The pastor saw Mr. Kelley at the church’s fall festival on Oct. 31, just days before the shooting. “He just seemed like he was glaring at everybody he walked by,” Mr. Pomeroy recalled.
The pastor said that even though Mr. Kelley had such an unsettling presence, he never imagined that he would have “the guts or courage” to kill and wound so many innocent people. “He was a mean and hateful person, but I would not have dreamed that he had this magnitude of darkness in him,” Mr. Pomeroy said.
Law enforcement officials and friends of Mr. Kelley’s mother-in-law have said that he had been sending her threatening text messages. Mr. Pomeroy said he was not aware of the texts, but knew that she and others on that side of the family clashed with Mr. Kelley.
On the morning of the shooting, Mr. Pomeroy was taking a gun class so that he could get licensed to give instruction at a youth camp next summer on handling old-fashioned single-shot rifles and pistols.

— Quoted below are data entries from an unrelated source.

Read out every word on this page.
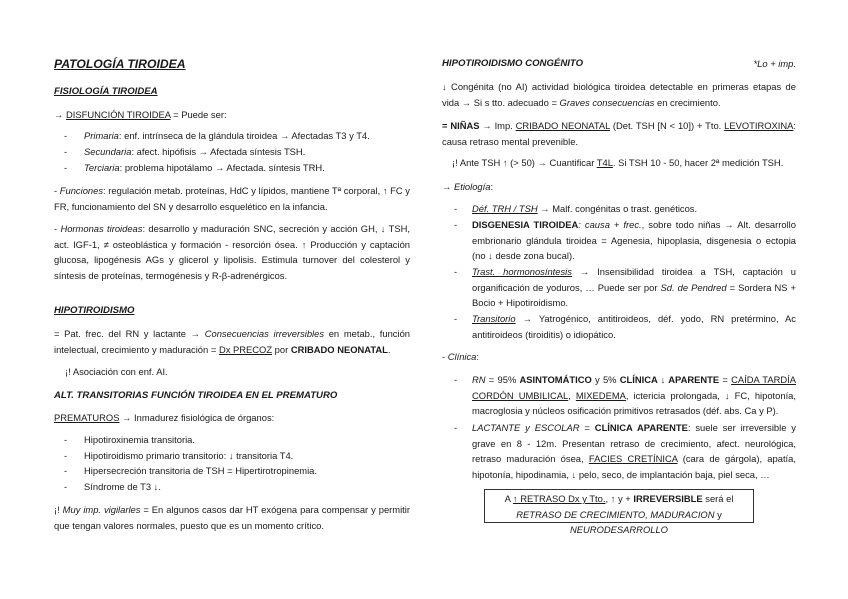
PATOLOGÍA TIROIDEA
FISIOLOGÍA TIROIDEA
→ DISFUNCIÓN TIROIDEA = Puede ser:
- Primaria: enf. intrínseca de la glándula tiroidea → Afectadas T3 y T4.
- Secundaria: afect. hipófisis → Afectada síntesis TSH.
- Terciaria: problema hipotálamo → Afectada. síntesis TRH.
- Funciones: regulación metab. proteínas, HdC y lípidos, mantiene Tª corporal, ↑ FC y FR, funcionamiento del SN y desarrollo esquelético en la infancia.
- Hormonas tiroideas: desarrollo y maduración SNC, secreción y acción GH, ↓ TSH, act. IGF-1, ≠ osteoblástica y formación - resorción ósea. ↑ Producción y captación glucosa, lipogénesis AGs y glicerol y lipolisis. Estimula turnover del colesterol y síntesis de proteínas, termogénesis y R-β-adrenérgicos.
HIPOTIROIDISMO
= Pat. frec. del RN y lactante → Consecuencias irreversibles en metab., función intelectual, crecimiento y maduración = Dx PRECOZ por CRIBADO NEONATAL.
¡! Asociación con enf. AI.
ALT. TRANSITORIAS FUNCIÓN TIROIDEA EN EL PREMATURO
PREMATUROS → Inmadurez fisiológica de órganos:
- Hipotiroxinemia transitoria.
- Hipotiroidismo primario transitorio: ↓ transitoria T4.
- Hipersecreción transitoria de TSH = Hipertirotropinemia.
- Síndrome de T3 ↓.
¡! Muy imp. vigilarles = En algunos casos dar HT exógena para compensar y permitir que tengan valores normales, puesto que es un momento crítico.
HIPOTIROIDISMO CONGÉNITO	*Lo + imp.
↓ Congénita (no AI) actividad biológica tiroidea detectable en primeras etapas de vida → Si s tto. adecuado = Graves consecuencias en crecimiento.
= NIÑAS → Imp. CRIBADO NEONATAL (Det. TSH [N < 10]) + Tto. LEVOTIROXINA: causa retraso mental prevenible.
¡! Ante TSH ↑ (> 50) → Cuantificar T4L. Si TSH 10 - 50, hacer 2ª medición TSH.
→ Etiología:
- Déf. TRH / TSH → Malf. congénitas o trast. genéticos.
- DISGENESIA TIROIDEA: causa + frec., sobre todo niñas → Alt. desarrollo embrionario glándula tiroidea = Agenesia, hipoplasia, disgenesia o ectopia (no ↓ desde zona bucal).
- Trast. hormonosíntesis → Insensibilidad tiroidea a TSH, captación u organificación de yoduros, … Puede ser por Sd. de Pendred = Sordera NS + Bocio + Hipotiroidismo.
- Transitorio → Yatrogénico, antitiroideos, déf. yodo, RN pretérmino, Ac antitiroideos (tiroiditis) o idiopático.
- Clínica:
- RN = 95% ASINTOMÁTICO y 5% CLÍNICA ↓ APARENTE = CAÍDA TARDÍA CORDÓN UMBILICAL, MIXEDEMA, ictericia prolongada, ↓ FC, hipotonía, macroglosia y núcleos osificación primitivos retrasados (déf. abs. Ca y P).
- LACTANTE y ESCOLAR = CLÍNICA APARENTE: suele ser irreversible y grave en 8 - 12m. Presentan retraso de crecimiento, afect. neurológica, retraso maduración ósea, FACIES CRETÍNICA (cara de gárgola), apatía, hipotonía, hipodinamia, ↓ pelo, seco, de implantación baja, piel seca, …
A ↑ RETRASO Dx y Tto., ↑ y + IRREVERSIBLE será el RETRASO DE CRECIMIENTO, MADURACION y NEURODESARROLLO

The pastor, who said he carries a concealed firearm when he preaches, does not believe that anyone in the church was armed that morning. Outside the church, Mr. Kelley was injured by a bystander who shot him twice after the attack.
“In a way, I think that if I were there I could have done more,” he said. “But who is to say?”
After learning that his daughter had been killed in the rampage, he struggled to tell his wife. Ms. Pomeroy was in Florida at the time doing contract work for the Federal Emergency Management Agency.
“I didn’t want her to be alone when she heard that,” Mr. Pomeroy said. “I ended up having to tell her over the phone.”
He said she was “coping but having a hard time” dealing with a shooting in which she lost her two closest friends.
The couple have five other children, as well as one they have helped raise.
The outpouring of support the couple have received from around the world has left them feeling uplifted.
“It is encouraging that although there was one bad guy who tried to steal the day,” Mr. Pomeroy said, “thousands of good people have stood up in support.”